I first grew familiar with Ó Briain in a similar fashion to most folk outside of the UK; through his appearances on QI. Having been in the comedy game for over 20 years, however, it’s by no means the cherry on his career. Ó Briain is that brand of comedian who seems just as interested in making us think as he is in getting a laugh. Since 2011 he has co-hosted Stargazing Live with Professor Brian Cox, the filming of which is part of the reason why he is touring Australia in the first place. While astronomy is such a rich and fascinating study, it may also have a more melancholic side: charting Andromeda as it careens across galaxies, the exhaustion of the sun; there’s quite a bit of despair between the stars.

“I know what you mean. Either the sun will go through various cycles, run out of helium, start making heavy elements, and then explode and expand and gobble us up. Or before that, we’ll undergo the heat death of the universe. Or Andromeda will smash into the Milky Way and destroy us. There are a lot of bad things that are going to happen, but they’re not going to happen for many billions of years, so no. I feel it’s not really worth dwelling on. There is also the sense of perspective. That we are merely dots, sitting on a dot, on a scale that is just unnoticeable to the cosmos. But! That also kind of gets us off the hook. We’re not really going to have any long-term effect on anything else nearby, so go ahead and do whatever you’re doing. I find it’s a great leveller, more than anything else.”

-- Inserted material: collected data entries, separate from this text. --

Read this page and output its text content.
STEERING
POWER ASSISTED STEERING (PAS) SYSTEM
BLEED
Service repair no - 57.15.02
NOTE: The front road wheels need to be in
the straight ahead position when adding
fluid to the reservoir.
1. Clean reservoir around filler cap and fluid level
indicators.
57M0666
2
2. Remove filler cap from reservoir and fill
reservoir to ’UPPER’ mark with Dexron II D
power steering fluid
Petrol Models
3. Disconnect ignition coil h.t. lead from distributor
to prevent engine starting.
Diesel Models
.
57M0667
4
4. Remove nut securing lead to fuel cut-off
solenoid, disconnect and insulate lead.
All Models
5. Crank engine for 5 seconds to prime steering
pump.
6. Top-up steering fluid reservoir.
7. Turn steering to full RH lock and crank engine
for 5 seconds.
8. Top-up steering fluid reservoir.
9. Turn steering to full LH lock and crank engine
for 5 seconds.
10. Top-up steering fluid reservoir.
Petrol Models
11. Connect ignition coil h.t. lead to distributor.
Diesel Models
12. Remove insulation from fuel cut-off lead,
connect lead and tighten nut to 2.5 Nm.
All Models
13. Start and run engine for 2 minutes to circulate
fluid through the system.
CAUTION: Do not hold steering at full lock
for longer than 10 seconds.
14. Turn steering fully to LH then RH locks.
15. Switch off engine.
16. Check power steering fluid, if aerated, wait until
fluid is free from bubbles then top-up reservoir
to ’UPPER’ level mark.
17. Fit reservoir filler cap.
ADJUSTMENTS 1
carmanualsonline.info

So before we’re all burned to astral cinders, it’s nice to know we can take comfort in the absurdities of life. To that end, Ó Briain’s latest tour has been a long and winding work in progress – but then, it seems that’s the road comedians are cursed to follow. A strange and unlikely evolution that then keels over and starts life anew like a confused phoenix.

“When you start a new show, you never write the show in your bedroom and then walk out onstage in front of 2,000 people. You sort of relive the shape of your entire career over six months to a year. You take your scraps of paper with vague ideas written down, and you go to a club and try them out. Sometimes they don’t work out and you have a terrible gig, which is awful because they know who you are! So you walk out and it’s, ‘Oh my God, it’s that guy off the tele! I’ve wanted to see him for years.’ And it’s just you there with a scrap of paper and five ideas that are like baby birds flailing around with their velvety wings and they haven’t learnt to fly at all, and you try them and they go badly. And there’s just nothing worse than when you walk off to a smaller applause than when you walked on. But you have to do it!

“So you start small, and then eventually you’re back to where you were at the end of the previous tour. You’re in your 2,000-person theatre, you walk out, there’s music – ‘Hey, everybody!’ We’re like mayflies. We live our lives in a day and then we die – but then we have to go back and do it all again.”

Dara Ó Briain appears at theConcert Hall, Sydney Opera House on Sunday April 2 and Monday April 3.